Однако нельзя недооценивать необходимой роли воображения и интуиции в научном исследовании. Разрывая с помощью иррациональных скачков…жесткий круг, в который нас заключает дедуктивное рассуждение, индукция, основанная на воображении и интуиции, позволяет осуществить великие завоевания мысли; она лежит в основе всех истинных достижений науки. И именно поэтому человеческий ум, как мне кажется, способен в конечном итоге взять верх над всеми машинами, которые вычисляют или классифицируют лучше, чем он, но не могут ни воображать, ни предчувствовать.

Таким образом (поразительное противоречие!), человеческая наука, по существу рациональная в своих основах и по своим методам, может осуществлять свои наиболее замечательные завоевания лишь путем опасных внезапных скачков ума, когда проявляются способности, освобожденные от тяжелых оков строгого рассуждения, которые называют воображением, интуицией, остроумием». [20 , 292 – 295].

105. «Философы и ученые древности были подчас прекрасными наблюдателями, особенно в астрономии, в естественной истории и медицине, но они не умели ставить и проводить экспериментальные исследования в том смысле, в каком мы их сегодня понимаем. Они занимались больше самонаблюдением и исследованием структуры рассуждения, чем строгой констатацией явлений природы, зачастую их привлекал блеск весьма общих теорий, не имеющих прямой связи с физической реальностью, и тонкая игра чисто словесных аргументов». [20 , 299].

106. «…открытие – малое или большое – является результатом интуитивной догадки, опирающейся чаще всего на аналогии и сопоставления, результатом отступления исследователя от обычного хода его рассуждений, позволяющего исследователю неожиданно увидеть тот путь, на который он должен вступить; в случае великих открытий все это называется «гениальным прозрением». [20 , 304].

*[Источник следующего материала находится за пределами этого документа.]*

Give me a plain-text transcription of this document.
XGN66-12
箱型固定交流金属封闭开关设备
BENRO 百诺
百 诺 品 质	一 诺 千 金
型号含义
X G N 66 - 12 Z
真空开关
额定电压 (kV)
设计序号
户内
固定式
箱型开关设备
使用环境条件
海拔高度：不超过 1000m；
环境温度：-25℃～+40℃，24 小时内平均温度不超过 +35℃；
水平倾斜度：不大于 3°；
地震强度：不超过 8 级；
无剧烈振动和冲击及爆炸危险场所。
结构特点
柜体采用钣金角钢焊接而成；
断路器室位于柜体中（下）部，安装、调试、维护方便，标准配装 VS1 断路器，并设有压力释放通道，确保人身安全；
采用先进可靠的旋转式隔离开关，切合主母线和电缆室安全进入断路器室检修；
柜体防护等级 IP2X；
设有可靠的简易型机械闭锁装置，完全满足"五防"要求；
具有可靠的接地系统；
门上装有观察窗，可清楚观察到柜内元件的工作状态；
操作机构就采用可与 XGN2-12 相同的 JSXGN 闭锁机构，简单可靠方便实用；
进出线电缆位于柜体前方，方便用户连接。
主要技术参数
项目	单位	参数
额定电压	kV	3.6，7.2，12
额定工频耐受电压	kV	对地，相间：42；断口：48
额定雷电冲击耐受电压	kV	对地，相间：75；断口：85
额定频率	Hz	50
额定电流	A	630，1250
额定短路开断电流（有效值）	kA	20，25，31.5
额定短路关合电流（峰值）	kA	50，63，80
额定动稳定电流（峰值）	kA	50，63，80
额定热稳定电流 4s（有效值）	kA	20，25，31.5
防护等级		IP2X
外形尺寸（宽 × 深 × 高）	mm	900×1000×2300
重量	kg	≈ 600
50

107. «…прозрение, более или менее гениальное, смотря по обстоятельствам, приводящее к открытию, является результатом неосознанной работы ума исследователя, делающего различные сопоставления и проводящего аналогии, сравнивающего, если можно так сказать, различные дороги, по которым он может пойти. Но для того чтобы делать, даже бессознательно, сопоставления, нужно быть знакомым с представлениями и фактами, подлежащими сопоставлению, а для того чтобы сравнивать пути, по которым можно идти, нужно, чтобы они уже были исследованы. Итак, открытие предполагает (обратное было бы совершенно безнравственно) длительный подготовительный период исследований, сбора фактов и размышлений. В этом смысле можно было бы сказать: «Гений – это долготерпение», – но точнее было бы сказать: «Предварительным условием всякого открытия является длительный и терпеливый труд», поскольку оно может возникнуть лишь на хорошо подготовленной почве. Как иногда говорят, эти вещи приходят лишь к тем, кто их заслужил». [20 , 305].

108. «Первым впечатлением, которое можно вынести из истории наук, … является впечатление о солидарности сменяющих друг друга поколений исследователей в работе по возведению здания науки. Каждое поколение получает в наследство от своих предшественников посредством устного или письменного обучения совокупность знаний, дающую ему возможность в свою очередь приступить к созидательной работе, которая позволит ему обогатить свои знания и передать впоследствии приумноженное наследство тем, кто за ним последует. Так от поколения к поколению возрастает совокупность фактов, установленных путем наблюдений или эксперимента, и совокупность представлений или теорий, служащих для их истолкования или предвидения новых фактов. Таким образом, по мере своего развития наука снабжает себя средствами, в которых она нуждается, с одной стороны, создавая или совершенствуя необходимые ей измерительные приборы и установки, с другой стороны, создавая новые представления и разрабатывая новые методы рассуждений или расчета. Таким образом, наука непрерывно кует новое материальное и духовное оружие, позволяющее ей преодолевать встающие на пути ее развития трудности, открывать для исследования неразведанные области». [20 , 308].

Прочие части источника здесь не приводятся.